Identifying code authors is important in various research topics, and various approaches (e.g., [1]) have been proposed. Although these approaches achieve promising results on their datasets, their true effectiveness is still in question. To the best of our knowledge, only one large-scale study (e.g., [2]) was conducted to explore the impacts of factors (e.g., the temporal effect and the distributions of files per author). Although their research questions are interesting, we have low confidence on their answers, since their settings have flaws. To improve our understanding on this research problem, we evaluated their approach on more realistic settings.

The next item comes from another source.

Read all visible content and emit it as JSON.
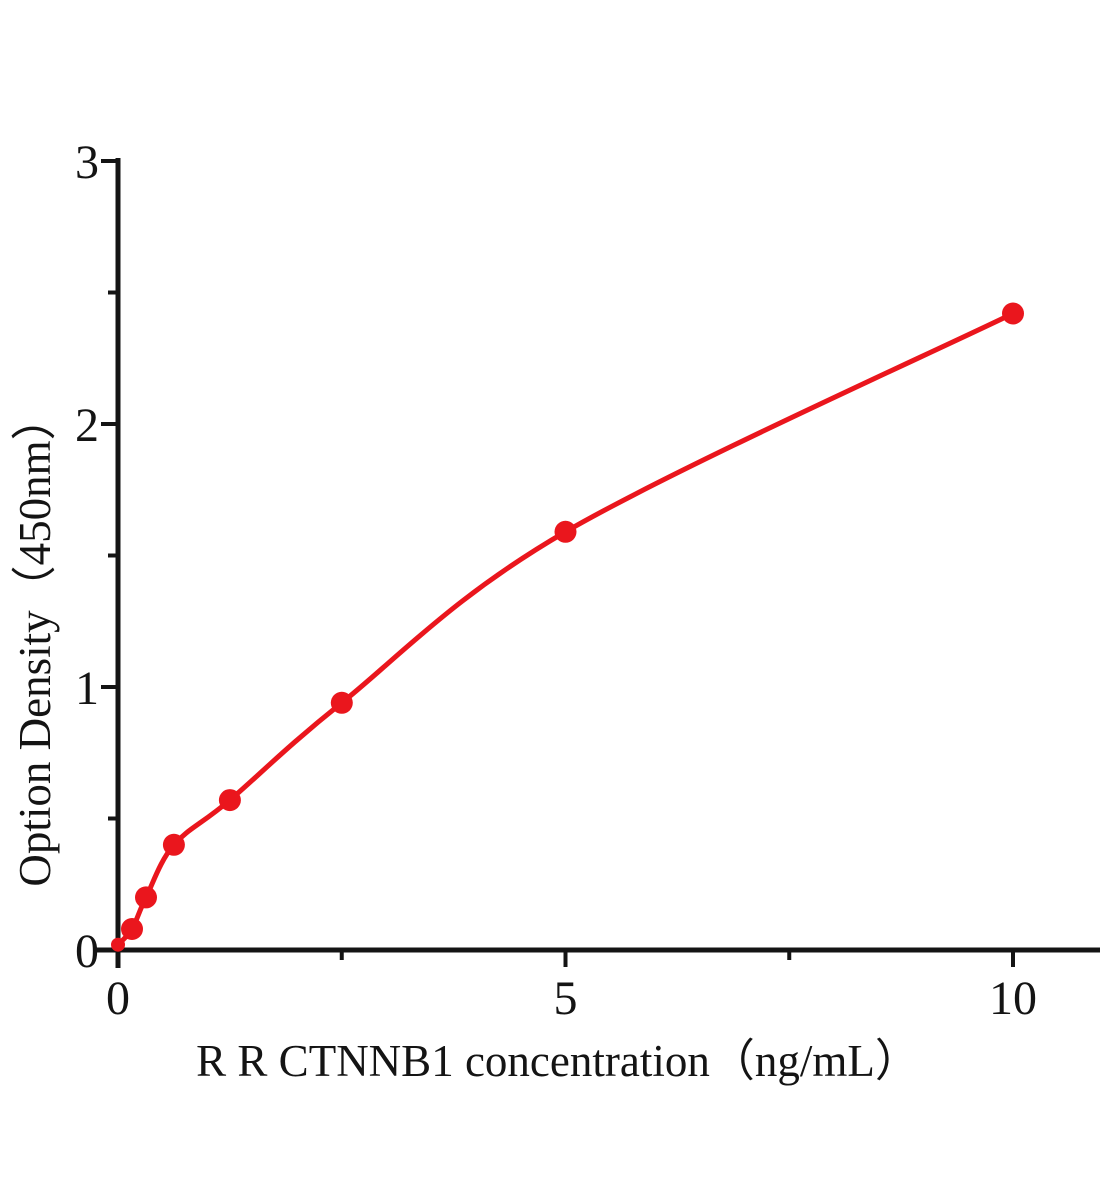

To meet the timely needs, in this paper, we conduct an empirical study. In this study, we analyze a more recent version [3] of the approach that is used in the prior study [2]. The prior study [3] mainly uses Google Code Jam programs that are submitted in two years, but we collected 14,657 commits from real projects over twenty years.
Our dataset is stored in the dataset folder.
[1] Aylin Caliskan-Islam, Richard Harang, Andrew Liu, Arvind Narayanan, Clare Voss, Fabian Yamaguchi, and Rachel Greenstadt. 2015. De-anonymizing programmers via code stylometry. In Proc. USENIX Security. 255¨C270.
[2] M. Abuhamad, T. AbuHmed, A. Mohaisen, and D. Nyang. Large-scale and language-oblivious code authorship identification. In Proc. CCS, pages 101–114, 2018.
[3] M. Abuhamad, T. Abuhmed, D. Nyang, and D. Mohaisen. Multi-𝜒: Identifying multiple authors from source code files. In Proc. PETS, pages 25–41, 2020.